Throughout this review a range of sustainability metrics have been discussed that have been proposed over time to calculate the various efficiencies (and inefficiencies) of the utilization of the marine ingredient content of feeds. Like all metrics though, they come with some assumptions and are only as good as the reliability of the data underpinning them. It is noted that the range of metrics commonly used to assess the use of marine ingredients, including FIFO, FFDR, and eFIFO are not consistently applied across other feed ingredients and as such this limits their utility in progressing a constructive assessment on broader feed ingredient sustainability. An alternative and more robust strategy is proposed to assess the sustainability of marine ingredients based on LCA. Although LCA has been around for several decades now, its role in the sustainability story is clearly growing as one of importance on the pathway to improved sustainability for all feed ingredients. As a way of improving our decision making it presents as a system that allows clear comparisons of different resources based on specific sustainability impact categories, something that adds considerable sense and needs to be more broadly adopted and embraced across the feed ingredient sector.
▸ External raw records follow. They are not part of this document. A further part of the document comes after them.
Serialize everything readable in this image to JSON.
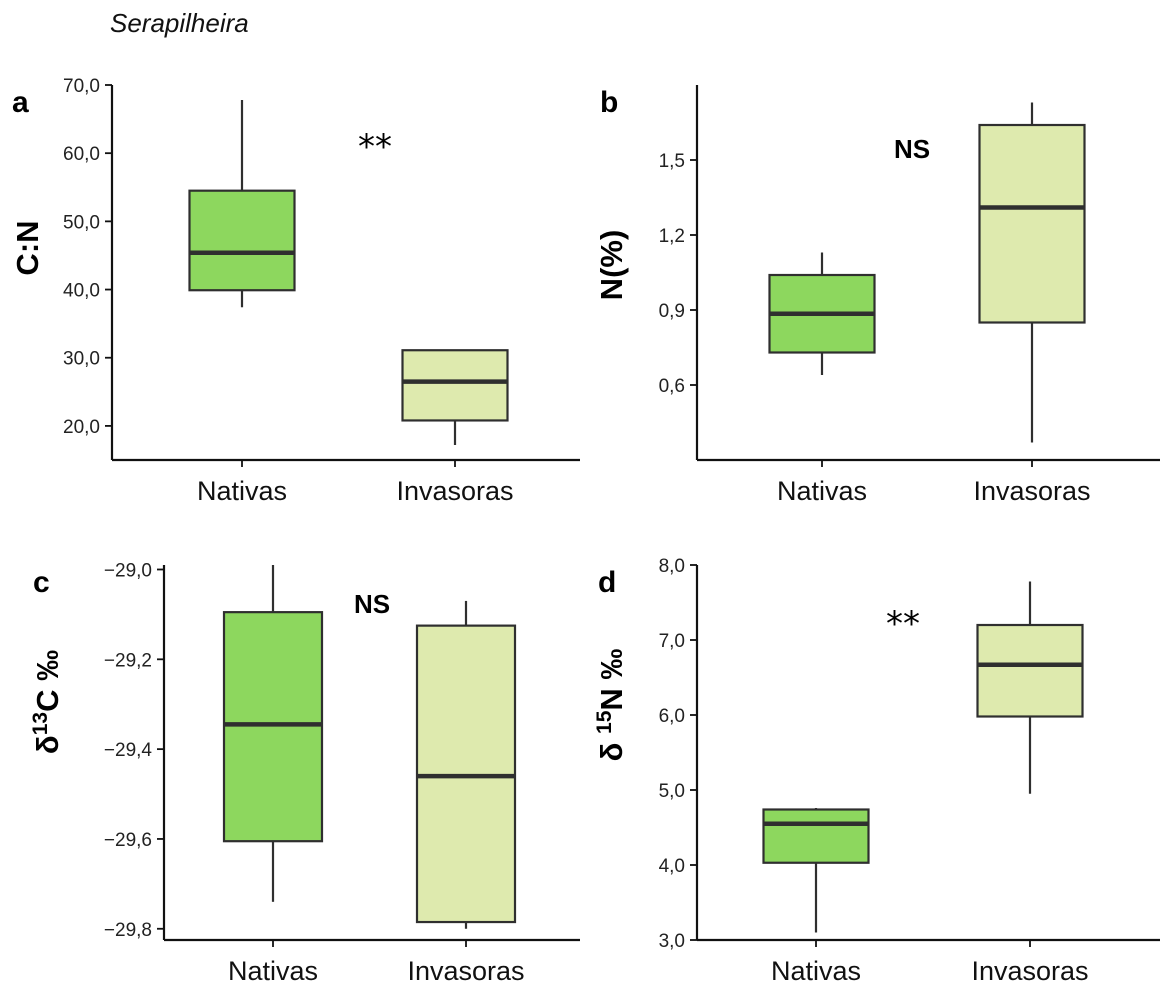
{
  "figure_title": "Serapilheira",
  "colors": {
    "nativas_fill": "#8DD75E",
    "invasoras_fill": "#DEEAAE",
    "stroke": "#2f2f2f",
    "axis": "#111111"
  },
  "chart_data": [
    {
      "id": "a",
      "panel_label": "a",
      "type": "boxplot",
      "ylabel": "C:N",
      "ylabel_sup": "",
      "ylabel_post": "",
      "ylim": [
        15.0,
        70.0
      ],
      "yticks": [
        20.0,
        30.0,
        40.0,
        50.0,
        60.0,
        70.0
      ],
      "ytick_labels": [
        "20,0",
        "30,0",
        "40,0",
        "50,0",
        "60,0",
        "70,0"
      ],
      "significance": "**",
      "categories": [
        "Nativas",
        "Invasoras"
      ],
      "boxes": [
        {
          "name": "Nativas",
          "whisker_low": 37.4,
          "q1": 39.9,
          "median": 45.4,
          "q3": 54.5,
          "whisker_high": 67.8
        },
        {
          "name": "Invasoras",
          "whisker_low": 17.2,
          "q1": 20.8,
          "median": 26.5,
          "q3": 31.1,
          "whisker_high": 31.1
        }
      ]
    },
    {
      "id": "b",
      "panel_label": "b",
      "type": "boxplot",
      "ylabel": "N(%)",
      "ylabel_sup": "",
      "ylabel_post": "",
      "ylim": [
        0.3,
        1.8
      ],
      "yticks": [
        0.6,
        0.9,
        1.2,
        1.5
      ],
      "ytick_labels": [
        "0,6",
        "0,9",
        "1,2",
        "1,5"
      ],
      "significance": "NS",
      "categories": [
        "Nativas",
        "Invasoras"
      ],
      "boxes": [
        {
          "name": "Nativas",
          "whisker_low": 0.64,
          "q1": 0.73,
          "median": 0.885,
          "q3": 1.04,
          "whisker_high": 1.13
        },
        {
          "name": "Invasoras",
          "whisker_low": 0.37,
          "q1": 0.85,
          "median": 1.31,
          "q3": 1.64,
          "whisker_high": 1.73
        }
      ]
    },
    {
      "id": "c",
      "panel_label": "c",
      "type": "boxplot",
      "ylabel": "δ",
      "ylabel_sup": "13",
      "ylabel_post": "C ‰",
      "ylim": [
        -29.825,
        -28.99
      ],
      "yticks": [
        -29.8,
        -29.6,
        -29.4,
        -29.2,
        -29.0
      ],
      "ytick_labels": [
        "−29,8",
        "−29,6",
        "−29,4",
        "−29,2",
        "−29,0"
      ],
      "significance": "NS",
      "categories": [
        "Nativas",
        "Invasoras"
      ],
      "boxes": [
        {
          "name": "Nativas",
          "whisker_low": -29.74,
          "q1": -29.605,
          "median": -29.345,
          "q3": -29.095,
          "whisker_high": -28.99
        },
        {
          "name": "Invasoras",
          "whisker_low": -29.8,
          "q1": -29.785,
          "median": -29.46,
          "q3": -29.125,
          "whisker_high": -29.07
        }
      ]
    },
    {
      "id": "d",
      "panel_label": "d",
      "type": "boxplot",
      "ylabel": "δ ",
      "ylabel_sup": "15",
      "ylabel_post": "N ‰",
      "ylim": [
        3.0,
        8.0
      ],
      "yticks": [
        3.0,
        4.0,
        5.0,
        6.0,
        7.0,
        8.0
      ],
      "ytick_labels": [
        "3,0",
        "4,0",
        "5,0",
        "6,0",
        "7,0",
        "8,0"
      ],
      "significance": "**",
      "categories": [
        "Nativas",
        "Invasoras"
      ],
      "boxes": [
        {
          "name": "Nativas",
          "whisker_low": 3.1,
          "q1": 4.03,
          "median": 4.55,
          "q3": 4.74,
          "whisker_high": 4.76
        },
        {
          "name": "Invasoras",
          "whisker_low": 4.95,
          "q1": 5.98,
          "median": 6.67,
          "q3": 7.2,
          "whisker_high": 7.78
        }
      ]
    }
  ]
}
By moving to a widely applicable system, with a more transparent assessment framework, it is believed that this will better support the aquaculture feed sector in being able to move forward to assess the sustainability of the use of all feed resources on an equivalent basis and how it contributes into farmed seafood and ultimately human nutrition. As noted the recent review (Glencross et al. 2024), all ingredients have shortcomings in one area or more, but progress can only be made by comparing all options through a system based on shared metrics.

Disclosure statement

BG has both a university affiliation and a commercial affiliation with a member-based organization representing the international marine ingredient sector. EB has a commercial affiliation with a member-based organization representing the international marine ingredient sector. DR has a commercial affiliation with a feed company. All other authors have solely a university affiliation and no declared interests.